Our fearless leader Tom Ziller writes The Hook for the mothership SBN page each weekday. If you aren't reading it daily, you're missing out. Today's Hook includes a quote from a Larry Coon article on the assumed added value a new CBA would bring to franchise prices.
How much will franchise values increase? It's hard to say. There are a lot of factors that go into determining the value of a business, and a number of ways to do the calculation. A conservative estimate might be a $3 million to $12 million average increase in franchise values for each percentage point in revenues the league wrests from the players. Decreasing the players' split of BRI from 57 percent to 50 percent therefore might be worth $21 million to $84 million per team.
Tom goes on to discuss how this impacts owners such as Phoenix's Robert Sarver, who are rumored to be underwater with team debt. My mind went somewhere a little closer to home.

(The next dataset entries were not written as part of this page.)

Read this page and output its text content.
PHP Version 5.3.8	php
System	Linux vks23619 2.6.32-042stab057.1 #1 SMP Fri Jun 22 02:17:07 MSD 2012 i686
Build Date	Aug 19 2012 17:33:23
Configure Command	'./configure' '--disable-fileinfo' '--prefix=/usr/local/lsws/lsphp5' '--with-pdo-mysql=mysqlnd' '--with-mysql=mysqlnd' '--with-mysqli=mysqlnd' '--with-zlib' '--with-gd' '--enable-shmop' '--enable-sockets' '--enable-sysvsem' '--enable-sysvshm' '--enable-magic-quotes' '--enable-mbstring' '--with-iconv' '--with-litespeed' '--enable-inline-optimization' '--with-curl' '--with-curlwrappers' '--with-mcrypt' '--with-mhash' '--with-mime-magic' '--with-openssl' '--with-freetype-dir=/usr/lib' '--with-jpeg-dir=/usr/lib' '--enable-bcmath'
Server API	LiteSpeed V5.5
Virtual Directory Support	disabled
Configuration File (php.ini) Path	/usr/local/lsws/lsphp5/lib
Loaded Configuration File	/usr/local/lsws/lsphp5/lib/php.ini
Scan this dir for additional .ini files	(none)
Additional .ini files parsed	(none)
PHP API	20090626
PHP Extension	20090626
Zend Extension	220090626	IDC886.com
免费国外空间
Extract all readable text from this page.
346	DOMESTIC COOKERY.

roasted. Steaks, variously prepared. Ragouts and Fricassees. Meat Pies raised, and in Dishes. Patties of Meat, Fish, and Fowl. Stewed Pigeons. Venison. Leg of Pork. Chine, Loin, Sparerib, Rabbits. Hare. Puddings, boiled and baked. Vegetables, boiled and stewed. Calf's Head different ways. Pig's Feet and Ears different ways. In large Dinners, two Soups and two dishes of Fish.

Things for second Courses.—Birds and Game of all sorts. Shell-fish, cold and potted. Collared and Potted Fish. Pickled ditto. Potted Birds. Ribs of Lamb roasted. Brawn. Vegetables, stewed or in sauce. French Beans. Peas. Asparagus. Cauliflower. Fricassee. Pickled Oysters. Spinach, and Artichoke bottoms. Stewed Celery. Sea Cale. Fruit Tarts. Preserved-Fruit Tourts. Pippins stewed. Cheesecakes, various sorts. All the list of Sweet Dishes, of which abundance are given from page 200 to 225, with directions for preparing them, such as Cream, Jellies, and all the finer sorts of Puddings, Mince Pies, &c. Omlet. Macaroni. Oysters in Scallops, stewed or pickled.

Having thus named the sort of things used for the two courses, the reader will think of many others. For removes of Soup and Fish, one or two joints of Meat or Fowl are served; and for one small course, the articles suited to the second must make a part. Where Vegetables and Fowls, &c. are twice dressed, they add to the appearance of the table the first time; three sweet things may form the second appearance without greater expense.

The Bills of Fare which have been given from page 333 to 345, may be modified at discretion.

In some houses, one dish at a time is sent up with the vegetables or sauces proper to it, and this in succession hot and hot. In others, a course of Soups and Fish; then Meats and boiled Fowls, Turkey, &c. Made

The Maloofs have repeatedly stated that they will not sell the Kings. They've sold off various other family assets to remain afloat and maintain ownership of the Kings, including their beer distributorship and taking a significantly reduced stake in the Palms. Given the assets the Maloofs have lost to ensure they maintain control of the Kings, I do not doubt the legitimacy of their claims that they have no desire to sell the Kings.
At a certain point, desire can no longer carry you. I do not desire to work a 9-5 job, but I also do not desire to be evicted from my home. My landlord refuses to accept Zillerbucks as payment (those bastards!), so I continue my 9-5. Similarly, the Maloofs do not want to lose everything. The Kings are the last stronghold of the family's wealth. It is the last big thing they have. But at a certain point, their desire to avoid bankruptcy may overtake their desire to own the Kings (or at least we hope).

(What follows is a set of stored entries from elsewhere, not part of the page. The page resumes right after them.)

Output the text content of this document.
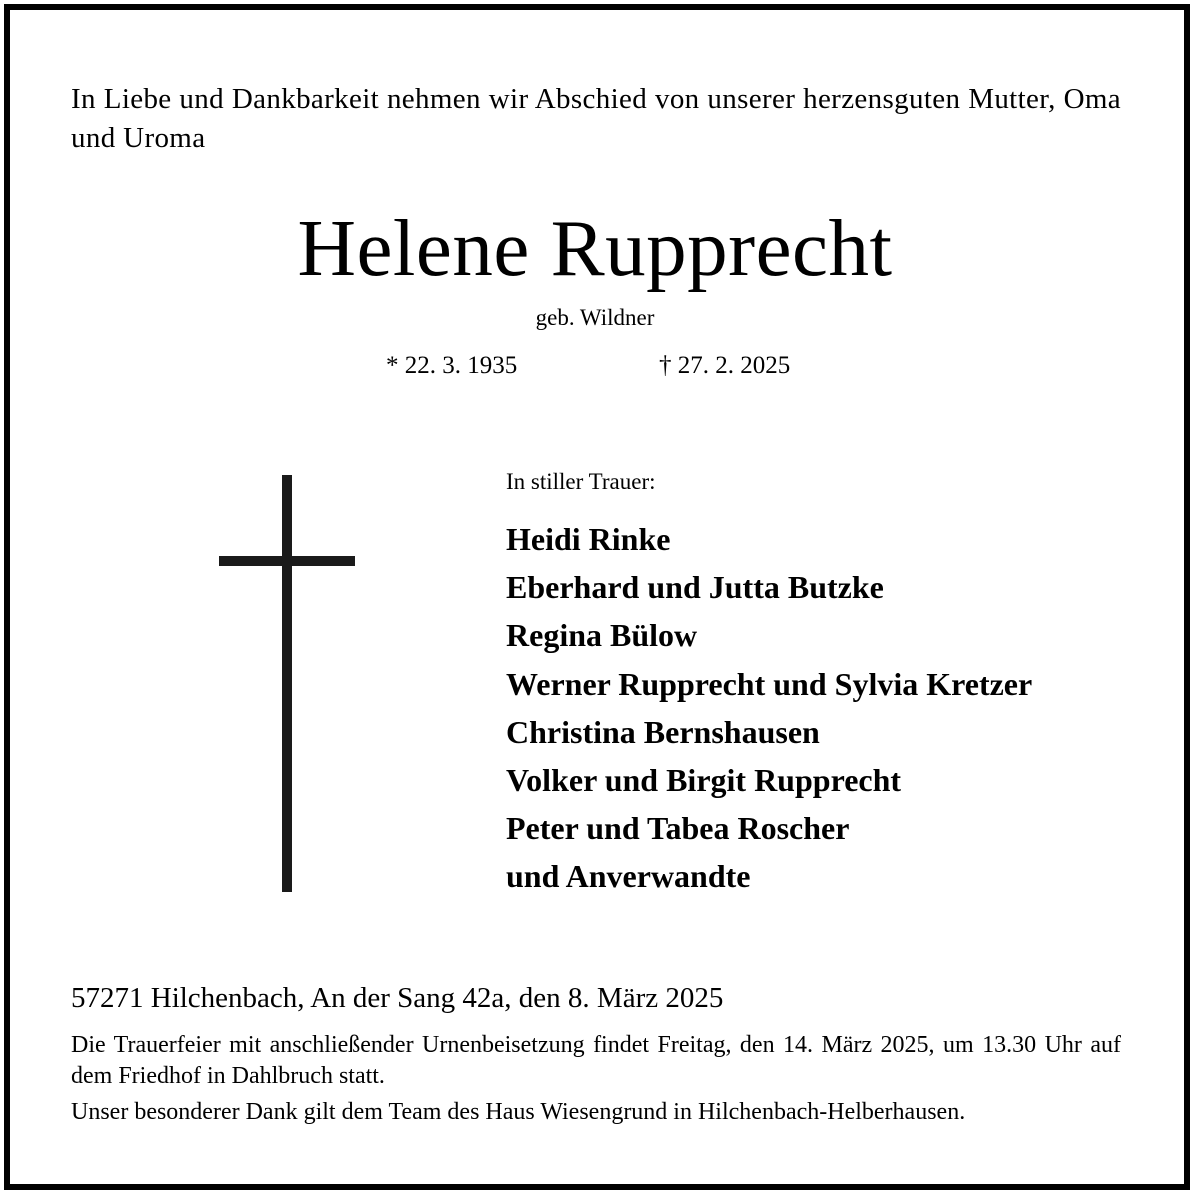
In Liebe und Dankbarkeit nehmen wir Abschied von unserer herzensguten Mutter, Oma und Uroma
Helene Rupprecht
geb. Wildner
* 22. 3. 1935	† 27. 2. 2025
In stiller Trauer:
Heidi Rinke
Eberhard und Jutta Butzke
Regina Bülow
Werner Rupprecht und Sylvia Kretzer
Christina Bernshausen
Volker und Birgit Rupprecht
Peter und Tabea Roscher
und Anverwandte
57271 Hilchenbach, An der Sang 42a, den 8. März 2025
Die Trauerfeier mit anschließender Urnenbeisetzung findet Freitag, den 14. März 2025, um 13.30 Uhr auf dem Friedhof in Dahlbruch statt.
Unser besonderer Dank gilt dem Team des Haus Wiesengrund in Hilchenbach-Helberhausen.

My hope is that they have been holding out until the new CBA is in place, to ensure they have leverage when negotiating a selling price. But while my hope lies in the new CBA increasing value, my concern remains firmly with the CBA as well.
The new CBA, based on the details we know of the proposed deal, all but ensures franchises will be profitable. Combined with more robust revenue sharing, the Maloofs might actually be able to afford to keep the Kings. The NBA has worked in these negotiations to unravel the mantra of "if you can't afford to lose money, you can't afford to own an NBA team." The new mantra is "if you can't afford to lose money, please join us in tomorrow's negotiating session and we'll see if we can't fix that problem."

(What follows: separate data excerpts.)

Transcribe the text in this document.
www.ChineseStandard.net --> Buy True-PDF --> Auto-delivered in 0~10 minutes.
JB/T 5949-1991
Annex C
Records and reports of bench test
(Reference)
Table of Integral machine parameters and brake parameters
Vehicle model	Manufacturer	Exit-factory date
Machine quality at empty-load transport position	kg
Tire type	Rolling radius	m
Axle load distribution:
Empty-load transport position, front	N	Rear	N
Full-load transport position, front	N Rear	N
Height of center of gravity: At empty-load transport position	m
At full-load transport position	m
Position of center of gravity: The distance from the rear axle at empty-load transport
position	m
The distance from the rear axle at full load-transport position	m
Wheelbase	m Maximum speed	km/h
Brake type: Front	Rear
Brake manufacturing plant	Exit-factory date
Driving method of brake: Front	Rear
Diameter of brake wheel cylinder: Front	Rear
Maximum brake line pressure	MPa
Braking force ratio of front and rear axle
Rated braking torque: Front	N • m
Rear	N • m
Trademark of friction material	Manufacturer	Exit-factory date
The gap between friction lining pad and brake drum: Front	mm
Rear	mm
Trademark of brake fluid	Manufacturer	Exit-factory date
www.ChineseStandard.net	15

The question becomes whether the new CBA will ensure league profitability, or the profitability of each franchise within the league. Will each franchise show a profit, or will the league as a whole have a net profit? The devil will be in the details of the new deal.
Of course, all of this is still dependent on whether or not the players will agree to the deal on the table, or if they'll reject the offer, decertify, and lose the season. Joy!